One truth, however, stands firm: today, the Global North can no longer claim moral superiority over the Global South. The moral failures of certain Western democracies — their alliances of convenience, their silence in the face of atrocities — have undermined their credibility. In a multipolar world, moral authority must be earned, not assumed.

Yet this is not a call for relativism or false equivalence. The fight for human rights everywhere is grounded in shared principles: dignity, autonomy, expression, justice. These are not Western values. They are human values. What a student in Kabul seeks, what a farmer in Chiapas or a mother in Bamako or Warsaw longs for, is the same: the right to live freely and to decide for oneself, in peace and equity.
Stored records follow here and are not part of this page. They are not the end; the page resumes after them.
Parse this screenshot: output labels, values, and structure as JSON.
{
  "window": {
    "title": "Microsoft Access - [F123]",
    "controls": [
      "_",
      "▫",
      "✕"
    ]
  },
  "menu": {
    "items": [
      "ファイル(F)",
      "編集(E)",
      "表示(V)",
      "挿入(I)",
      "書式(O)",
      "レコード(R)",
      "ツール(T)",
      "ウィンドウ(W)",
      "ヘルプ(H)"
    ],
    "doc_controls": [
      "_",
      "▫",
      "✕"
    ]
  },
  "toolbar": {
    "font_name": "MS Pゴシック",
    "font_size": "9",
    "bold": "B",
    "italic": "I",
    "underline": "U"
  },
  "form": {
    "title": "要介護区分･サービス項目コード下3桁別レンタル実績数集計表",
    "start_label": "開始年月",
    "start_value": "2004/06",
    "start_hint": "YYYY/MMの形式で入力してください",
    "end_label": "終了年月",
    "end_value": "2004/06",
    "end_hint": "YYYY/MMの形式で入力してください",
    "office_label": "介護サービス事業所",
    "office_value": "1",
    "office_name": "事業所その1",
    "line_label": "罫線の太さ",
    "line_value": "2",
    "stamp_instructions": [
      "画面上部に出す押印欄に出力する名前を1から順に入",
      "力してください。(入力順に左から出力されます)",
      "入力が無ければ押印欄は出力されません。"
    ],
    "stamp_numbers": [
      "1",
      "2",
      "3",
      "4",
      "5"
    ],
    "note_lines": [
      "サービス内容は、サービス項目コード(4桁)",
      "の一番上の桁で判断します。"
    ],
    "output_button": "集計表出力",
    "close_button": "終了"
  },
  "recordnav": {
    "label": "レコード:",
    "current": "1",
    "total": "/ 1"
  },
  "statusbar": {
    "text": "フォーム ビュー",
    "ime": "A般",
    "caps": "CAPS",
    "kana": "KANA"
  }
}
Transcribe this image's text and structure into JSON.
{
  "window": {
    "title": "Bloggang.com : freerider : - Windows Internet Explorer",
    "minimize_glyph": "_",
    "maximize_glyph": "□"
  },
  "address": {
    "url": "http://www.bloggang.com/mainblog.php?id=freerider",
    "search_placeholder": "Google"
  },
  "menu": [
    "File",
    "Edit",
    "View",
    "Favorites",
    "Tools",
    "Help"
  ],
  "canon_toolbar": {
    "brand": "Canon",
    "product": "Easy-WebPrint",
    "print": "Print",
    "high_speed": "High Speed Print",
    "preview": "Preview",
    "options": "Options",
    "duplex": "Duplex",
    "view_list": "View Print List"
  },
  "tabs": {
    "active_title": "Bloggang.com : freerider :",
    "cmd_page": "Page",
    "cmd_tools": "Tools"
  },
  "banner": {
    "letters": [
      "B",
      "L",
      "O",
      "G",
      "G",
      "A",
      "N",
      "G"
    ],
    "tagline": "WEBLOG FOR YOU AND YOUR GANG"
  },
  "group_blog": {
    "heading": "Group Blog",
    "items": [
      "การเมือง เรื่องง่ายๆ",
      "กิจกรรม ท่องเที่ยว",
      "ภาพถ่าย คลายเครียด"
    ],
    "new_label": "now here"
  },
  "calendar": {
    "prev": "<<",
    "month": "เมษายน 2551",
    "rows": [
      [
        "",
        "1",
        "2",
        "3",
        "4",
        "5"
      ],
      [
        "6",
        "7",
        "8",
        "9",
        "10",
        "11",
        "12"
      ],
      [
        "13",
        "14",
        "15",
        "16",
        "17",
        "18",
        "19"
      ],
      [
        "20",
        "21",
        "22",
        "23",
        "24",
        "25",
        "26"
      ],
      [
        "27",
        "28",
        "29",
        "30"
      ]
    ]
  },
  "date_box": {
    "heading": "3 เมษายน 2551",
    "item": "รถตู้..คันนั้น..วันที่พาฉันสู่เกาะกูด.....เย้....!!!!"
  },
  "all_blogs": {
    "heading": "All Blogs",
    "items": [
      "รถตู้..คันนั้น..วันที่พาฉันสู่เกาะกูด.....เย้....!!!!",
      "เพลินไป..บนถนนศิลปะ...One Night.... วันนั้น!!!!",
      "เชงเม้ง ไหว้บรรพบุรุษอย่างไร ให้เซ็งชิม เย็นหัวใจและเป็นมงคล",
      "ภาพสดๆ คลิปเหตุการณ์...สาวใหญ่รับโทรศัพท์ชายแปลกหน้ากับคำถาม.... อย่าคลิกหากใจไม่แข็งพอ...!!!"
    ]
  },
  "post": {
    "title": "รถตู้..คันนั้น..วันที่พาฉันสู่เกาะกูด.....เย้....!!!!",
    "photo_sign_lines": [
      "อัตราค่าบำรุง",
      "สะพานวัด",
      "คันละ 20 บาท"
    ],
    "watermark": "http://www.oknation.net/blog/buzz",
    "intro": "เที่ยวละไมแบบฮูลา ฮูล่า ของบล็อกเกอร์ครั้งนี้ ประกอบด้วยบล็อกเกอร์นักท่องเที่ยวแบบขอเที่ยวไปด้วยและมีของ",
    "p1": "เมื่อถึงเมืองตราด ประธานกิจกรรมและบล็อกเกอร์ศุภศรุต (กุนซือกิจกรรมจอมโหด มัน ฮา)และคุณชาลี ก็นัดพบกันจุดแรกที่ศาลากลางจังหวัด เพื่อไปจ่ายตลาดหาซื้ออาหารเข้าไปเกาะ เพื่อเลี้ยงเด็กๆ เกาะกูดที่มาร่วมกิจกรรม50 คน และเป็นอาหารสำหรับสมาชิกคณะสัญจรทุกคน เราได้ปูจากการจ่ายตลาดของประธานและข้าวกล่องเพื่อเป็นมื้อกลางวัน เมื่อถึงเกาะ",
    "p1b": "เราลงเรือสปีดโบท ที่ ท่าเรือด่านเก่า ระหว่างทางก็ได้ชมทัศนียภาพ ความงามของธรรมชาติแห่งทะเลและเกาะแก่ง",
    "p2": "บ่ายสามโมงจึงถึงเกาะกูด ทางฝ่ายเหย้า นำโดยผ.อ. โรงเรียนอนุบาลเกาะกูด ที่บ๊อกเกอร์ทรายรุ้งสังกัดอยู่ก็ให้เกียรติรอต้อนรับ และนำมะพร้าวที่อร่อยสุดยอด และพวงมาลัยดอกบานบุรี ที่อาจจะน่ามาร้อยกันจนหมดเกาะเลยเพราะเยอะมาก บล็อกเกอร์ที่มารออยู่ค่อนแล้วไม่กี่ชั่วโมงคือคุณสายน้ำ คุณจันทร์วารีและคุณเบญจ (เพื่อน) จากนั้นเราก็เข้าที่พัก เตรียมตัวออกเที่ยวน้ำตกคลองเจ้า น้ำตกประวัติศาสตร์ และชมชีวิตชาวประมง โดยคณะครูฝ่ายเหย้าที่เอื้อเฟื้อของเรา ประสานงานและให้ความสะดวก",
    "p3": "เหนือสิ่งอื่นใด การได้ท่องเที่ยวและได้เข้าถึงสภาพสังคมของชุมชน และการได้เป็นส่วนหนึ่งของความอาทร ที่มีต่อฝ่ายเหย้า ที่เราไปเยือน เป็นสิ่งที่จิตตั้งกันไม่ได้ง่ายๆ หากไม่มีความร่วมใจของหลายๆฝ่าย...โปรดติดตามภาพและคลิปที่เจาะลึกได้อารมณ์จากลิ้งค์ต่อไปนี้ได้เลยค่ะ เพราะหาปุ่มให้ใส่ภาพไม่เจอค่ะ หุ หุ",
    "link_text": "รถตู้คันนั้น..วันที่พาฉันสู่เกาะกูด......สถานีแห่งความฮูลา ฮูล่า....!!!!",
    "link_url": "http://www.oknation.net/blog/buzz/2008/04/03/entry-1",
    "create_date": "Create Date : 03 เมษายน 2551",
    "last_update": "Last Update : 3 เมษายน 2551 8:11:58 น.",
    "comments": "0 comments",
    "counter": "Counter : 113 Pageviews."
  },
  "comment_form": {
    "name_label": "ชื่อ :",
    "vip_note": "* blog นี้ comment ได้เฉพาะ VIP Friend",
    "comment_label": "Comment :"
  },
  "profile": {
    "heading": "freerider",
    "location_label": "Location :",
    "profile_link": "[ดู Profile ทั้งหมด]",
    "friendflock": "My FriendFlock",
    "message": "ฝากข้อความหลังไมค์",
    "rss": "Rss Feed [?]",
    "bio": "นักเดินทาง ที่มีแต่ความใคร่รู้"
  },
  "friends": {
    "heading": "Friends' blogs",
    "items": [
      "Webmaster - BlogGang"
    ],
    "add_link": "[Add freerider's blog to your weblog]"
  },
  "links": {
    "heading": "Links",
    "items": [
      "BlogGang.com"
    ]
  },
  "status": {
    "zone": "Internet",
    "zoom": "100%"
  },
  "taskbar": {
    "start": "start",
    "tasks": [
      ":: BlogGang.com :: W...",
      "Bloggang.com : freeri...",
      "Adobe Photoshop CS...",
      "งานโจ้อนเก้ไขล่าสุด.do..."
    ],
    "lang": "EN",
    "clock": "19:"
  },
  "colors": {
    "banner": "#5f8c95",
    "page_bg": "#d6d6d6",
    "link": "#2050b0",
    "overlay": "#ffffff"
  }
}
Yes, the peoples of the South have developed hard-won skills in survival, solidarity, and reconstruction. But this knowledge can only bear collective fruit if it is welcomed by the North in a spirit of true equality. Only by abolishing hierarchies — not reversing them, but dissolving them — can we co-create a new, shared humanism.

Freedom is not a geographic birthright. It is a permanent, fragile, and universal struggle.